Zu den Werbungskosten eines Arbeitnehmers gehören alle Aufwendungen zur Erwerbung, Sicherung und Erhaltung der Einnahmen. Nicht abziehbar sind demgegenüber die Kosten für die Lebensführung, die durch die wirtschaftliche oder gesellschaftliche Stellung des Steuerzahlers veranlasst sind, und zwar auch dann nicht, wenn sie zur Förderung seines Berufs oder seiner Tätigkeit erfolgen.

Ausgehend von diesen Grundsätzen hat das Finanzgericht Köln die Aufwendungen für ein Betriebsfest eines angestellten Chefarztes einer Universitätsklinik nicht zum Werbungskostenabzug zugelassen. Die Mitarbeiter des Klägers wussten, dass der Arbeitgeber nicht bereit war, für die Betriebsfeier Geldmittel beizusteuern. Dass der Kläger daraufhin die Kosten aus eigenen Mitteln bestritt, musste in diesem Zusammenhang als spendable menschliche Geste angesehen werden und betraf somit den zwischenmenschlichen Bereich. Die Übernahme der Kosten diente damit der Reputation des Klägers, auch wenn zugleich und untrennbar damit verbunden das Klinikpersonal zu besserer Arbeit veranlasst werden sollte.
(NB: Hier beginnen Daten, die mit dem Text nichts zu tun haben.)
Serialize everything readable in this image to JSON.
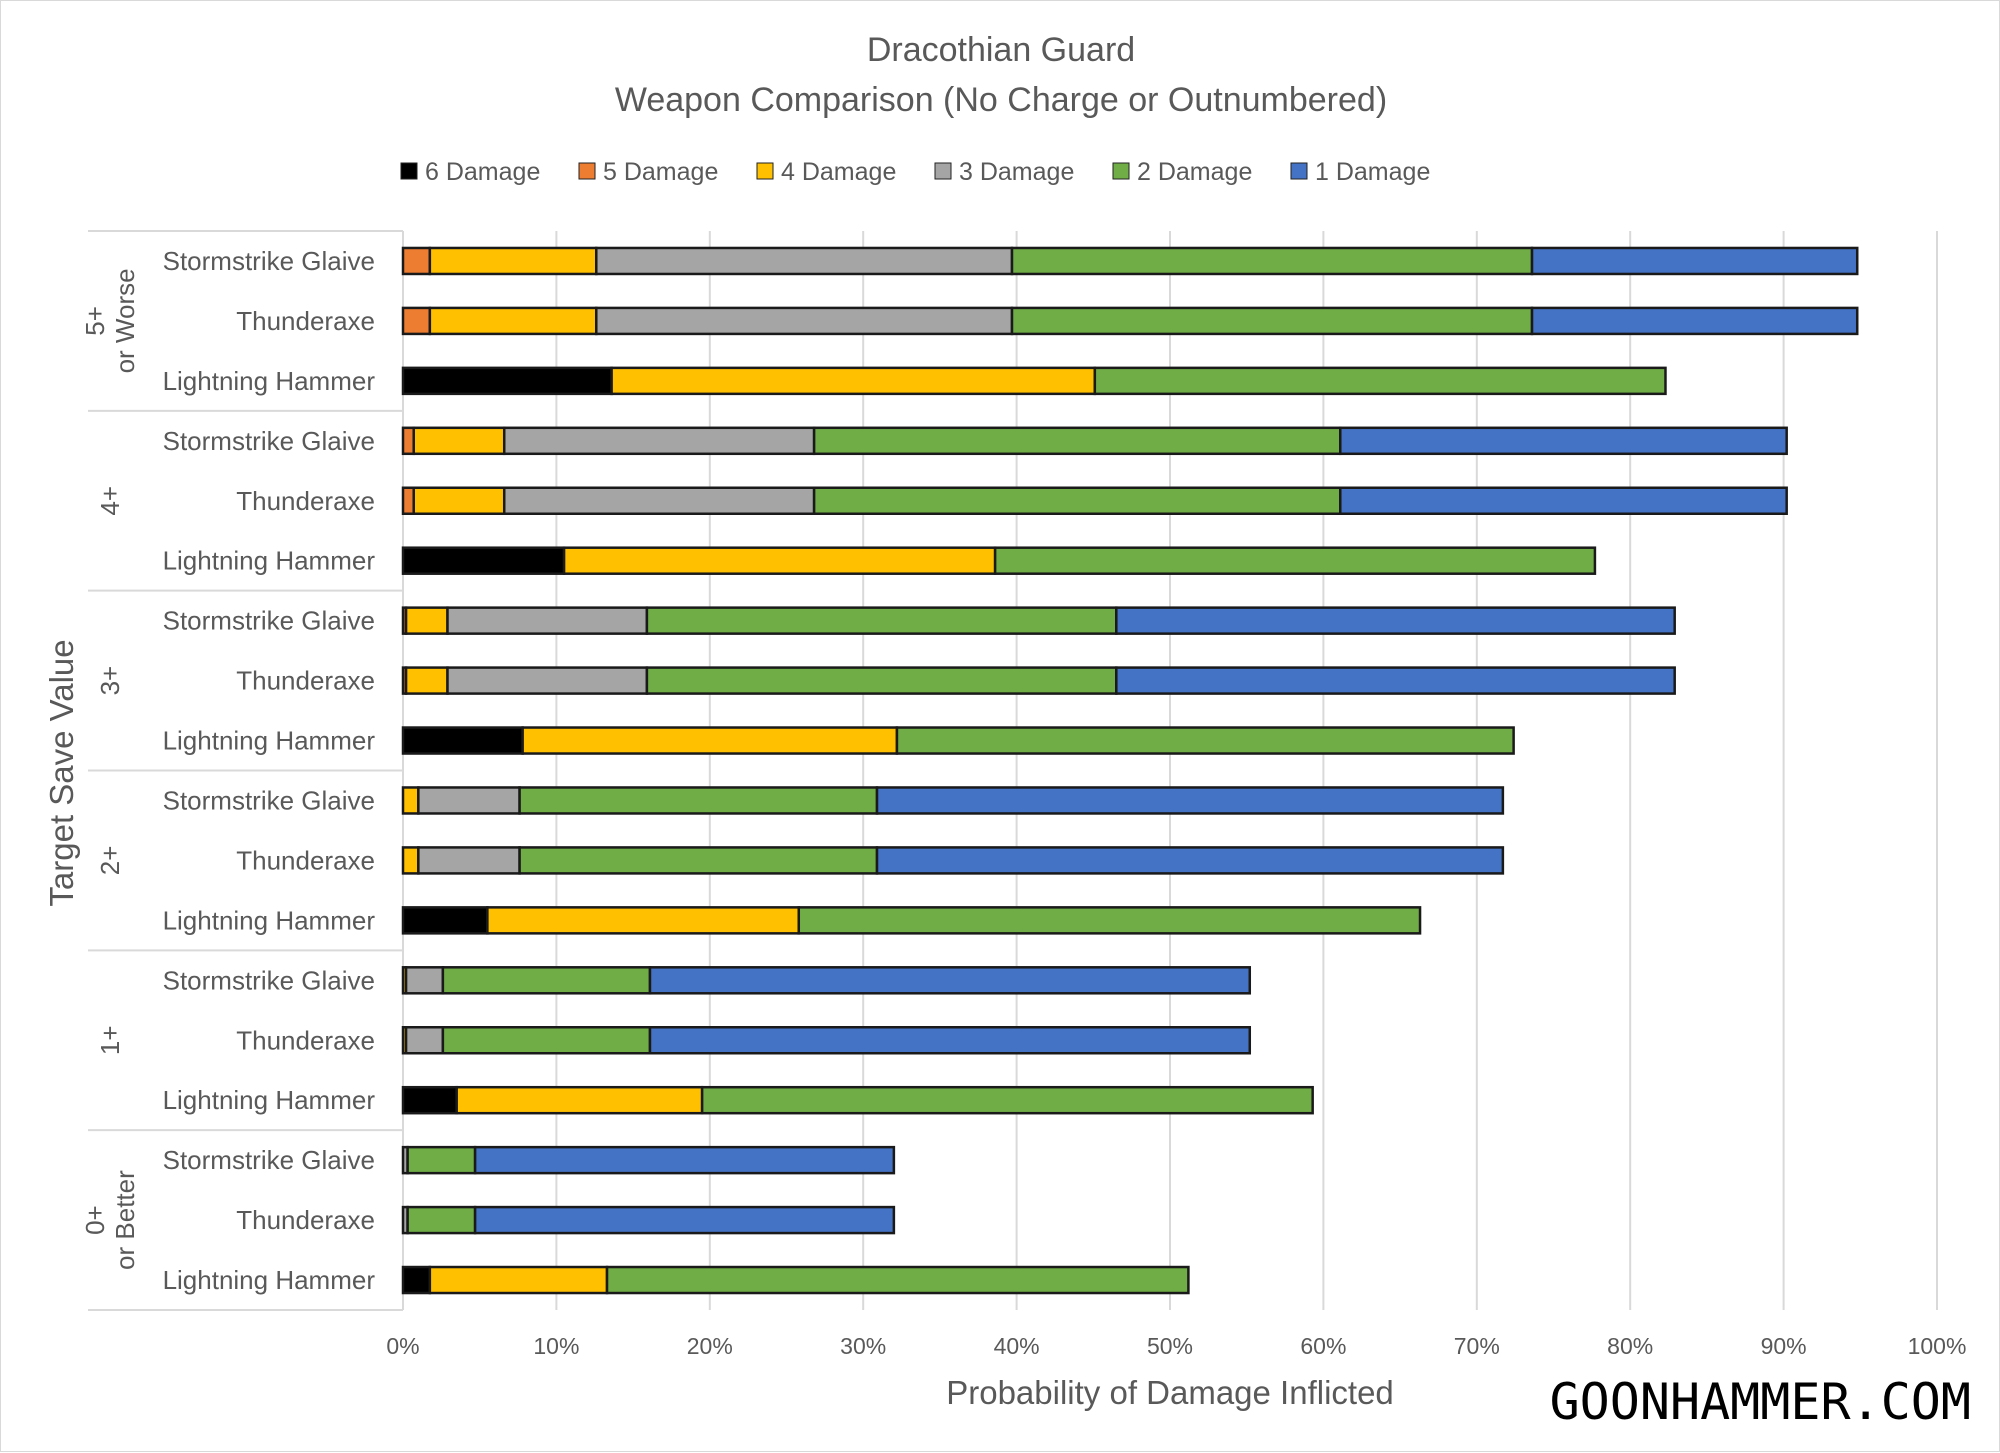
{
  "chart_data": {
    "type": "bar",
    "orientation": "horizontal",
    "stacked": true,
    "title": "Dracothian Guard",
    "subtitle": "Weapon Comparison (No Charge or Outnumbered)",
    "xlabel": "Probability of Damage Inflicted",
    "ylabel": "Target Save Value",
    "xlim": [
      0,
      100
    ],
    "x_ticks": [
      "0%",
      "10%",
      "20%",
      "30%",
      "40%",
      "50%",
      "60%",
      "70%",
      "80%",
      "90%",
      "100%"
    ],
    "grid": true,
    "legend_position": "top",
    "groups": [
      {
        "label": [
          "5+",
          "or Worse"
        ],
        "categories": [
          "Stormstrike Glaive",
          "Thunderaxe",
          "Lightning Hammer"
        ]
      },
      {
        "label": [
          "4+"
        ],
        "categories": [
          "Stormstrike Glaive",
          "Thunderaxe",
          "Lightning Hammer"
        ]
      },
      {
        "label": [
          "3+"
        ],
        "categories": [
          "Stormstrike Glaive",
          "Thunderaxe",
          "Lightning Hammer"
        ]
      },
      {
        "label": [
          "2+"
        ],
        "categories": [
          "Stormstrike Glaive",
          "Thunderaxe",
          "Lightning Hammer"
        ]
      },
      {
        "label": [
          "1+"
        ],
        "categories": [
          "Stormstrike Glaive",
          "Thunderaxe",
          "Lightning Hammer"
        ]
      },
      {
        "label": [
          "0+",
          "or Better"
        ],
        "categories": [
          "Stormstrike Glaive",
          "Thunderaxe",
          "Lightning Hammer"
        ]
      }
    ],
    "series": [
      {
        "name": "6 Damage",
        "color": "#000000",
        "values": [
          0,
          0,
          13.6,
          0,
          0,
          10.5,
          0,
          0,
          7.8,
          0,
          0,
          5.5,
          0,
          0,
          3.5,
          0,
          0,
          1.75
        ]
      },
      {
        "name": "5 Damage",
        "color": "#ED7D31",
        "values": [
          1.75,
          1.75,
          0,
          0.7,
          0.7,
          0,
          0.2,
          0.2,
          0,
          0,
          0,
          0,
          0,
          0,
          0,
          0,
          0,
          0
        ]
      },
      {
        "name": "4 Damage",
        "color": "#FFC000",
        "values": [
          10.85,
          10.85,
          31.5,
          5.9,
          5.9,
          28.1,
          2.7,
          2.7,
          24.4,
          1.0,
          1.0,
          20.3,
          0.2,
          0.2,
          16.0,
          0,
          0,
          11.55
        ]
      },
      {
        "name": "3 Damage",
        "color": "#A5A5A5",
        "values": [
          27.1,
          27.1,
          0,
          20.2,
          20.2,
          0,
          13.0,
          13.0,
          0,
          6.6,
          6.6,
          0,
          2.4,
          2.4,
          0,
          0.3,
          0.3,
          0
        ]
      },
      {
        "name": "2 Damage",
        "color": "#70AD47",
        "values": [
          33.9,
          33.9,
          37.2,
          34.3,
          34.3,
          39.1,
          30.6,
          30.6,
          40.2,
          23.3,
          23.3,
          40.5,
          13.5,
          13.5,
          39.8,
          4.4,
          4.4,
          37.9
        ]
      },
      {
        "name": "1 Damage",
        "color": "#4472C4",
        "values": [
          21.2,
          21.2,
          0,
          29.1,
          29.1,
          0,
          36.4,
          36.4,
          0,
          40.8,
          40.8,
          0,
          39.1,
          39.1,
          0,
          27.3,
          27.3,
          0
        ]
      }
    ]
  },
  "watermark": "GOONHAMMER.COM"
}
Auch die Aufwendungen für die Bewirtung der Gäste im Anschluss an die Antrittsvorlesung des Chefarztes als Hochschullehrer ließen die Richter nicht zum Werbungskostenabzug zu. Die gesamte Veranstaltung vereine untrennbar berufsbezogene Elemente mit solchen, die dem privaten und gesellschaftlichen Bereich zuzuordnen seien. Dass sich der Kläger der Gepflogenheit, zu einem Empfang einzuladen, nicht hätte entziehen können, beruhte auf einem nicht zu vernachlässigenden gesellschaftlichen - und folglich privaten - Zwang.